La Fnac (www.fnac.com) vient en tête des enseignes commerciales si l'on estime l'aide qu'elle octroie aux autoproducteurs. En effet, depuis longtemps, elle ouvre ses rayons et « forums-rencontres » à tout le monde, même si la sélection est quelquefois rigoureuse pour des raisons de qualité que vous comprendrez ! Comment ça marche? Munissez-vous de votre CD et rendez-vous à votre magasin Fnac local. Ensuite, localisez le rayon auquel votre musique correspond le mieux. Adressez-vous au vendeur en argumentant la qualité de votre production. Surtout, n'en faites pas trop, en quelque sorte « ne jouez pas la star » car vous risqueriez de vous retrouver face à un « non » franc et massif. Une fois l'écoute réalisée, le vendeur sera le seul à décider de votre mise en bac ou pas.
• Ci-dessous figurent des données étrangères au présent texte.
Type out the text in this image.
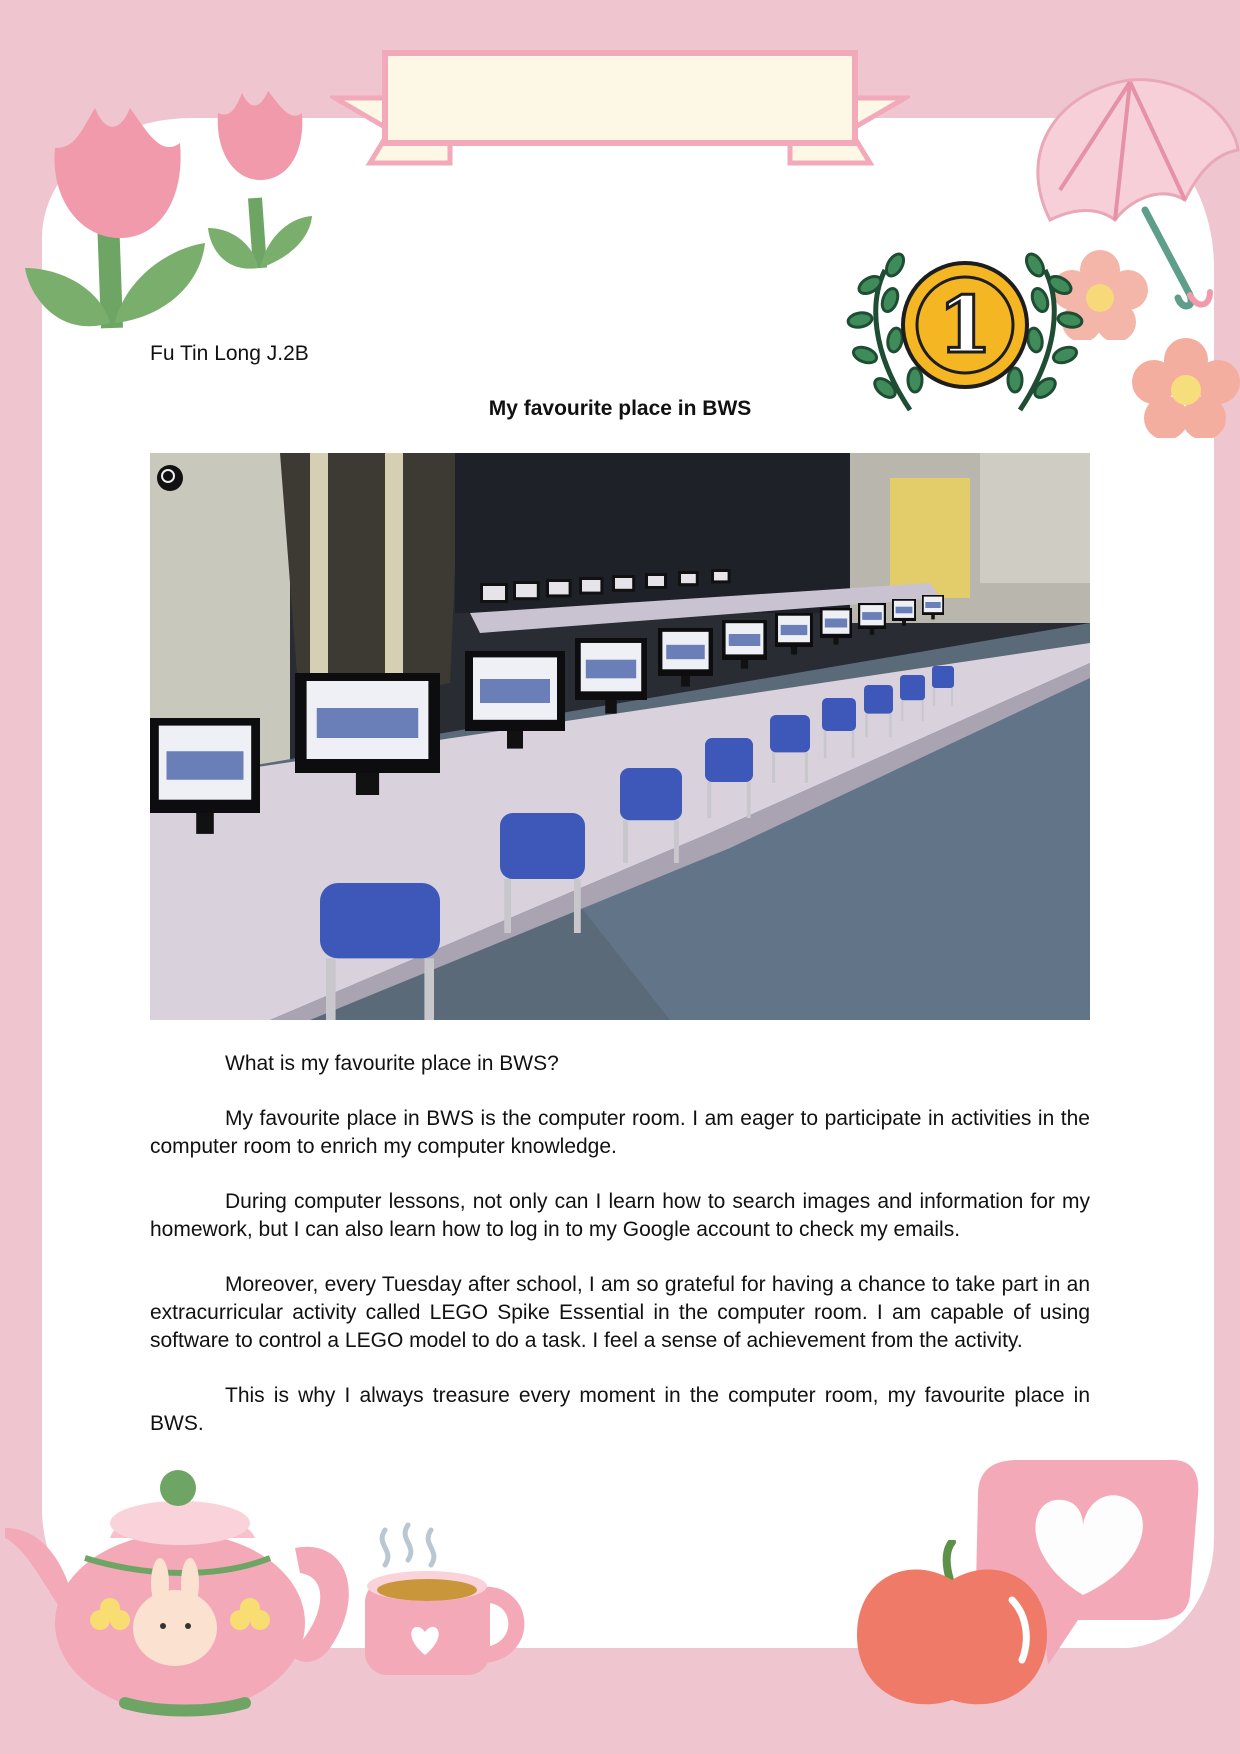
1
Fu Tin Long J.2B
My favourite place in BWS

What is my favourite place in BWS?

My favourite place in BWS is the computer room. I am eager to participate in activities in the computer room to enrich my computer knowledge.

During computer lessons, not only can I learn how to search images and information for my homework, but I can also learn how to log in to my Google account to check my emails.

Moreover, every Tuesday after school, I am so grateful for having a chance to take part in an extracurricular activity called LEGO Spike Essential in the computer room. I am capable of using software to control a LEGO model to do a task. I feel a sense of achievement from the activity.

This is why I always treasure every moment in the computer room, my favourite place in BWS.
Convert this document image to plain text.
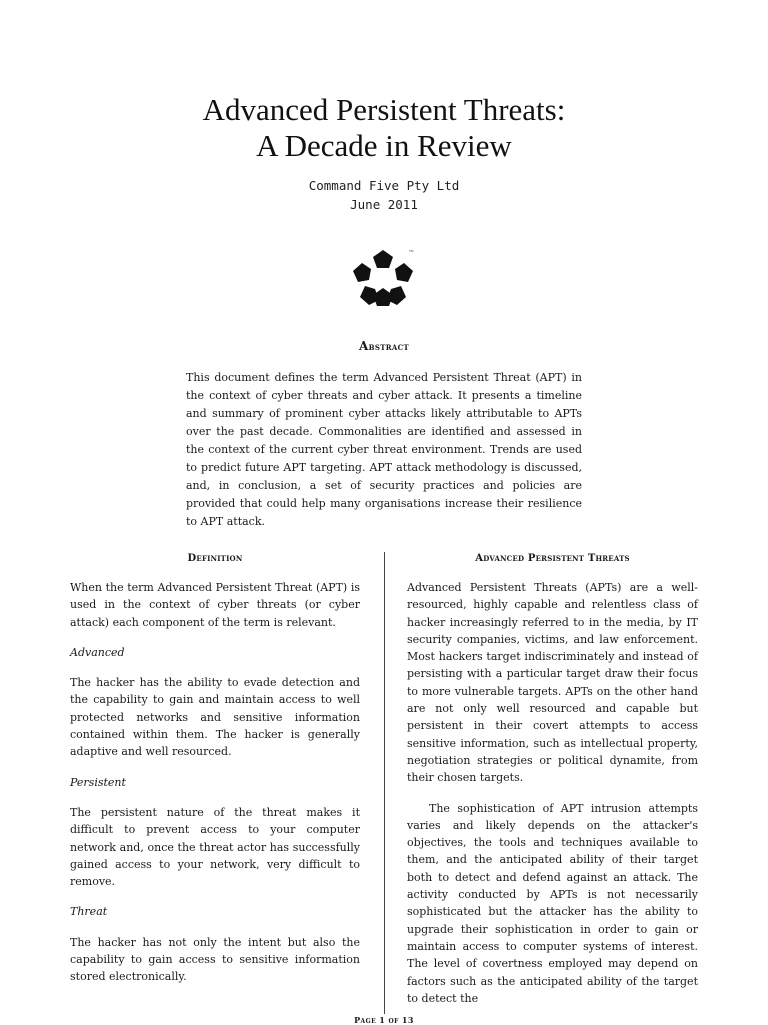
Advanced Persistent Threats:
A Decade in Review
Command Five Pty Ltd
June 2011
TM
Abstract
This document defines the term Advanced Persistent Threat (APT) in the context of cyber threats and cyber attack. It presents a timeline and summary of prominent cyber attacks likely attributable to APTs over the past decade. Commonalities are identified and assessed in the context of the current cyber threat environment. Trends are used to predict future APT targeting. APT attack methodology is discussed, and, in conclusion, a set of security practices and policies are provided that could help many organisations increase their resilience to APT attack.
Definition

When the term Advanced Persistent Threat (APT) is used in the context of cyber threats (or cyber attack) each component of the term is relevant.

Advanced

The hacker has the ability to evade detection and the capability to gain and maintain access to well protected networks and sensitive information contained within them. The hacker is generally adaptive and well resourced.

Persistent

The persistent nature of the threat makes it difficult to prevent access to your computer network and, once the threat actor has successfully gained access to your network, very difficult to remove.

Threat

The hacker has not only the intent but also the capability to gain access to sensitive information stored electronically.

Advanced Persistent Threats

Advanced Persistent Threats (APTs) are a well-resourced, highly capable and relentless class of hacker increasingly referred to in the media, by IT security companies, victims, and law enforcement. Most hackers target indiscriminately and instead of persisting with a particular target draw their focus to more vulnerable targets. APTs on the other hand are not only well resourced and capable but persistent in their covert attempts to access sensitive information, such as intellectual property, negotiation strategies or political dynamite, from their chosen targets.

The sophistication of APT intrusion attempts varies and likely depends on the attacker's objectives, the tools and techniques available to them, and the anticipated ability of their target both to detect and defend against an attack. The activity conducted by APTs is not necessarily sophisticated but the attacker has the ability to upgrade their sophistication in order to gain or maintain access to computer systems of interest. The level of covertness employed may depend on factors such as the anticipated ability of the target to detect the

Page 1 of 13
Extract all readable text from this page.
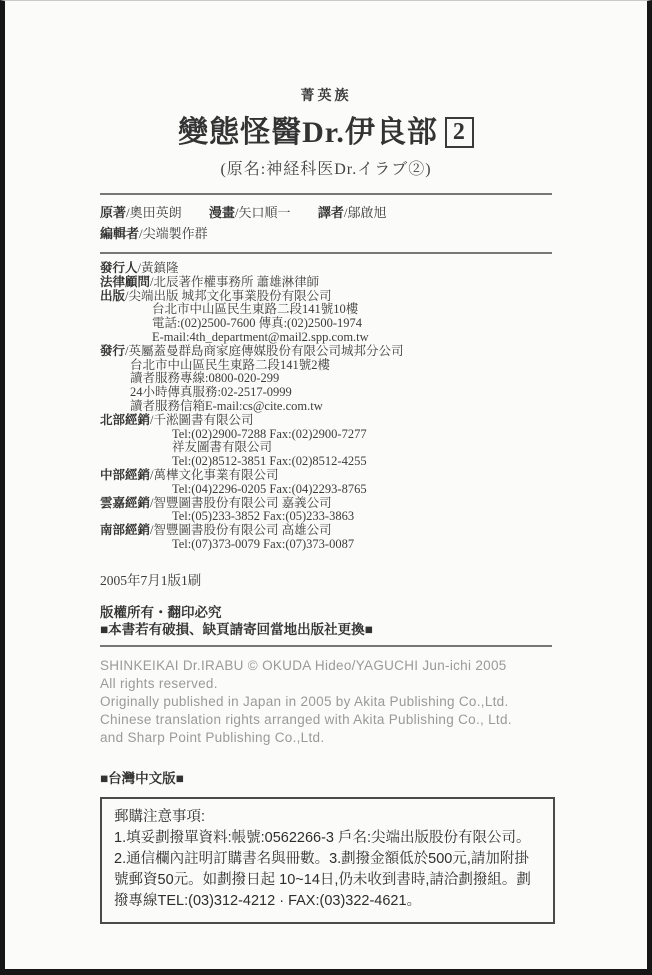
菁英族
變態怪醫Dr.伊良部 2
(原名:神経科医Dr.イラブ②)
原著/奧田英朗 漫畫/矢口順一 譯者/鄔啟旭
編輯者/尖端製作群
發行人/黃鎮隆
法律顧問/北辰著作權事務所 蕭雄淋律師
出版/尖端出版 城邦文化事業股份有限公司
台北市中山區民生東路二段141號10樓
電話:(02)2500-7600 傳真:(02)2500-1974
E-mail:4th_department@mail2.spp.com.tw
發行/英屬蓋曼群島商家庭傳媒股份有限公司城邦分公司
台北市中山區民生東路二段141號2樓
讀者服務專線:0800-020-299
24小時傳真服務:02-2517-0999
讀者服務信箱E-mail:cs@cite.com.tw
北部經銷/千淞圖書有限公司
Tel:(02)2900-7288 Fax:(02)2900-7277
祥友圖書有限公司
Tel:(02)8512-3851 Fax:(02)8512-4255
中部經銷/萬樺文化事業有限公司
Tel:(04)2296-0205 Fax:(04)2293-8765
雲嘉經銷/智豐圖書股份有限公司 嘉義公司
Tel:(05)233-3852 Fax:(05)233-3863
南部經銷/智豐圖書股份有限公司 高雄公司
Tel:(07)373-0079 Fax:(07)373-0087
2005年7月1版1刷
版權所有・翻印必究
■本書若有破損、缺頁請寄回當地出版社更換■
SHINKEIKAI Dr.IRABU © OKUDA Hideo/YAGUCHI Jun-ichi 2005
All rights reserved.
Originally published in Japan in 2005 by Akita Publishing Co.,Ltd.
Chinese translation rights arranged with Akita Publishing Co., Ltd.
and Sharp Point Publishing Co.,Ltd.
■台灣中文版■
郵購注意事項:
1.填妥劃撥單資料:帳號:0562266-3 戶名:尖端出版股份有限公司。2.通信欄內註明訂購書名與冊數。3.劃撥金額低於500元,請加附掛號郵資50元。如劃撥日起 10~14日,仍未收到書時,請洽劃撥組。劃撥專線TEL:(03)312-4212 · FAX:(03)322-4621。
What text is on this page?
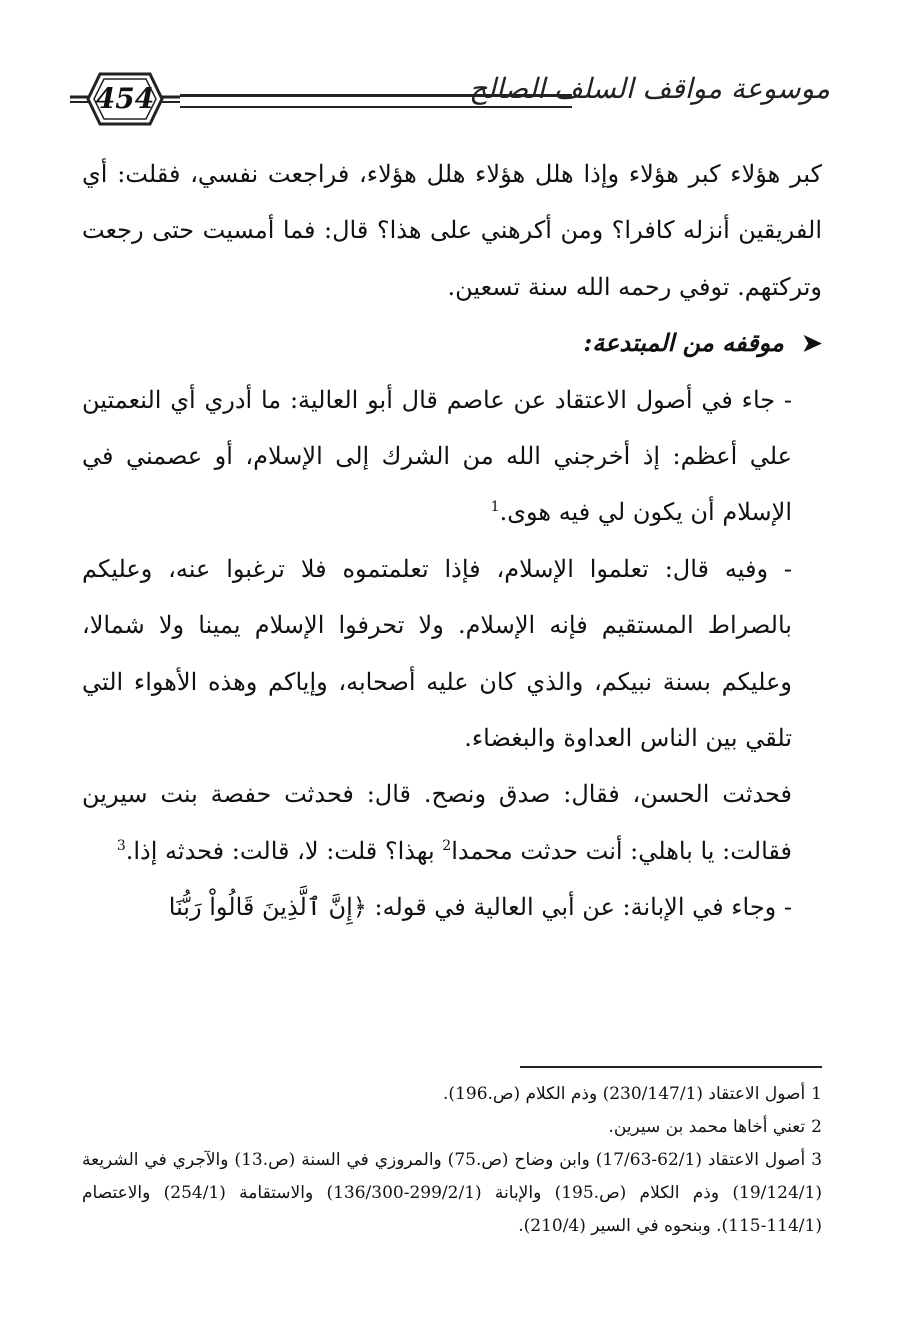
454	موسوعة مواقف السلف الصالح

كبر هؤلاء كبر هؤلاء وإذا هلل هؤلاء هلل هؤلاء، فراجعت نفسي، فقلت: أي الفريقين أنزله كافرا؟ ومن أكرهني على هذا؟ قال: فما أمسيت حتى رجعت وتركتهم. توفي رحمه الله سنة تسعين.

➤موقفه من المبتدعة:

- جاء في أصول الاعتقاد عن عاصم قال أبو العالية: ما أدري أي النعمتين علي أعظم: إذ أخرجني الله من الشرك إلى الإسلام، أو عصمني في الإسلام أن يكون لي فيه هوى.$^1$

- وفيه قال: تعلموا الإسلام، فإذا تعلمتموه فلا ترغبوا عنه، وعليكم بالصراط المستقيم فإنه الإسلام. ولا تحرفوا الإسلام يمينا ولا شمالا، وعليكم بسنة نبيكم، والذي كان عليه أصحابه، وإياكم وهذه الأهواء التي تلقي بين الناس العداوة والبغضاء.

فحدثت الحسن، فقال: صدق ونصح. قال: فحدثت حفصة بنت سيرين فقالت: يا باهلي: أنت حدثت محمدا$^2$ بهذا؟ قلت: لا، قالت: فحدثه إذا.$^3$

- وجاء في الإبانة: عن أبي العالية في قوله: ﴿إِنَّ ٱلَّذِينَ قَالُواْ رَبُّنَا

1أصول الاعتقاد (230/147/1) وذم الكلام (ص.196).

2تعني أخاها محمد بن سيرين.

3أصول الاعتقاد (62/1-17/63) وابن وضاح (ص.75) والمروزي في السنة (ص.13) والآجري في الشريعة (19/124/1) وذم الكلام (ص.195) والإبانة (299/2/1-136/300) والاستقامة (254/1) والاعتصام (114/1-115). وبنحوه في السير (210/4).
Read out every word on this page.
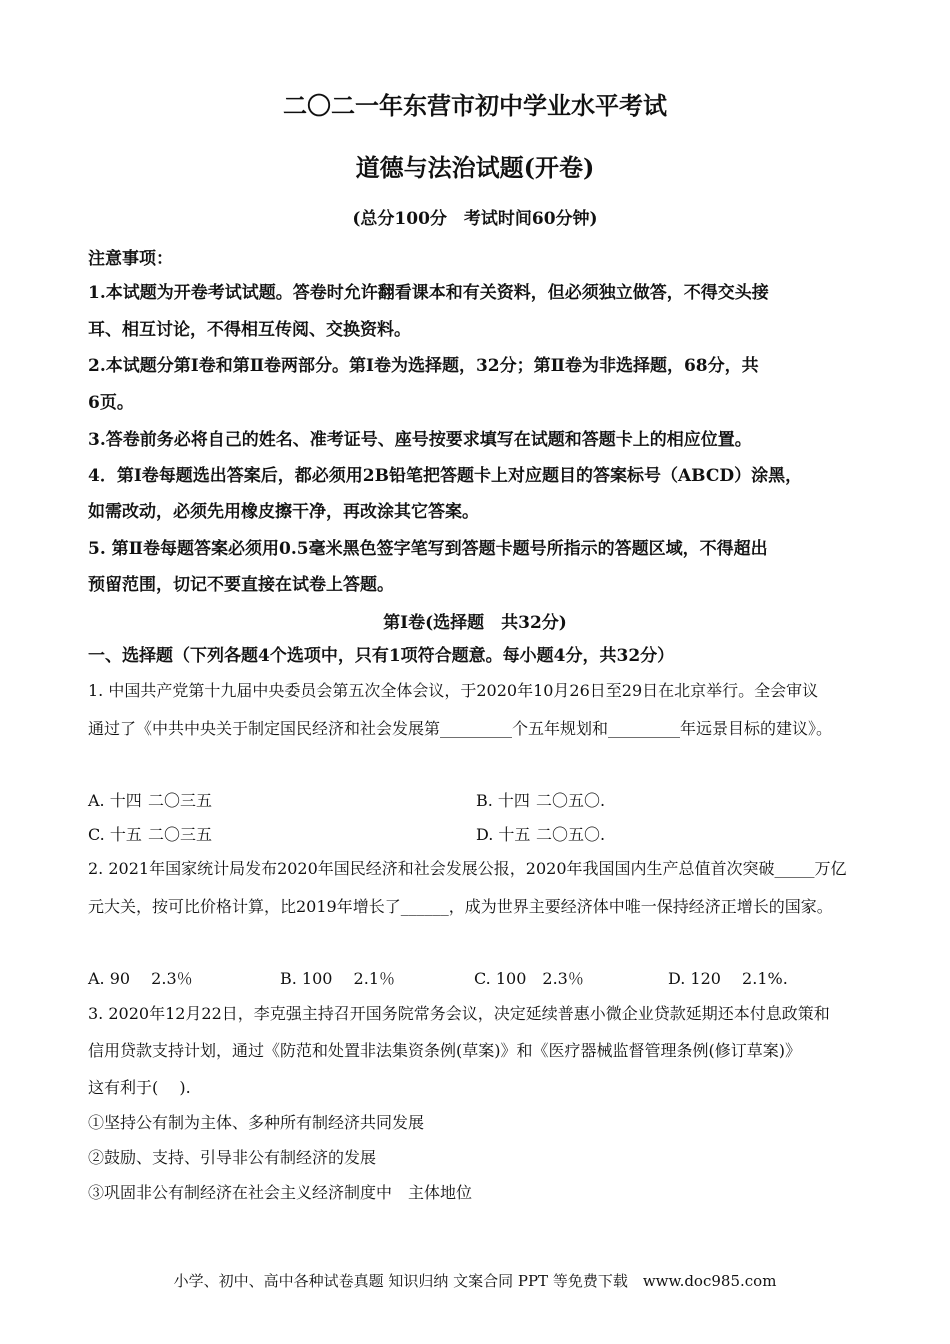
二〇二一年东营市初中学业水平考试
道德与法治试题(开卷)
(总分100分　考试时间60分钟)
注意事项：
1.本试题为开卷考试试题。答卷时允许翻看课本和有关资料，但必须独立做答，不得交头接
耳、相互讨论，不得相互传阅、交换资料。
2.本试题分第Ⅰ卷和第Ⅱ卷两部分。第Ⅰ卷为选择题，32分；第Ⅱ卷为非选择题，68分，共
6页。
3.答卷前务必将自己的姓名、准考证号、座号按要求填写在试题和答题卡上的相应位置。
4．第Ⅰ卷每题选出答案后，都必须用2B铅笔把答题卡上对应题目的答案标号（ABCD）涂黑，
如需改动，必须先用橡皮擦干净，再改涂其它答案。
5. 第Ⅱ卷每题答案必须用0.5毫米黑色签字笔写到答题卡题号所指示的答题区域，不得超出
预留范围，切记不要直接在试卷上答题。
第Ⅰ卷(选择题　共32分)
一、选择题（下列各题4个选项中，只有1项符合题意。每小题4分，共32分）
1. 中国共产党第十九届中央委员会第五次全体会议，于2020年10月26日至29日在北京举行。全会审议
通过了《中共中央关于制定国民经济和社会发展第_________个五年规划和_________年远景目标的建议》。
A. 十四 二〇三五	B. 十四 二〇五〇.
C. 十五 二〇三五	D. 十五 二〇五〇.
2. 2021年国家统计局发布2020年国民经济和社会发展公报，2020年我国国内生产总值首次突破_____万亿
元大关，按可比价格计算，比2019年增长了______，成为世界主要经济体中唯一保持经济正增长的国家。
A. 90　 2.3％	B. 100　 2.1％	C. 100　2.3％	D. 120　 2.1%.
3. 2020年12月22日，李克强主持召开国务院常务会议，决定延续普惠小微企业贷款延期还本付息政策和
信用贷款支持计划，通过《防范和处置非法集资条例(草案)》和《医疗器械监督管理条例(修订草案)》
这有利于(　 ).
①坚持公有制为主体、多种所有制经济共同发展
②鼓励、支持、引导非公有制经济的发展
③巩固非公有制经济在社会主义经济制度中　主体地位
小学、初中、高中各种试卷真题 知识归纳 文案合同 PPT 等免费下载　www.doc985.com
Il est impératif d'imposer l'idée de placer votre produit sur borne d'écoute. La moyenne d'un dépôt est en général de dix pièces. Avec un tel volume, vous en vendrez la moitié. Un dépôt de pièces serait l'idéal. En général, tout le monde sait qu'un autoproduit non disponible à l'appréciation sonore n'a aucune chance de vendre. Si vous rencontrez un refus, alors négociez le « facing » qui consiste à placer un disque à hauteur de tête. C'est alors véritablement votre pochette qui fera le travail. Encore une fois, un graphisme mal inspiré ou qui ne correspond pas à votre identité est éliminatoire. En dernier lieu, un CD placé dans un bac à votre nom ou, pire, dans un « bac à fouille », c'est-à-dire non nommé mais juste repéré, au mieux par lettre alphabétique, réservé aux autoprods, par exemple, est à éviter impérativement. N'oubliez pas qu'il ne sert à rien de bloquer votre stock pendant des semaines voire des mois si aucune vente ne se réalise au bout du compte.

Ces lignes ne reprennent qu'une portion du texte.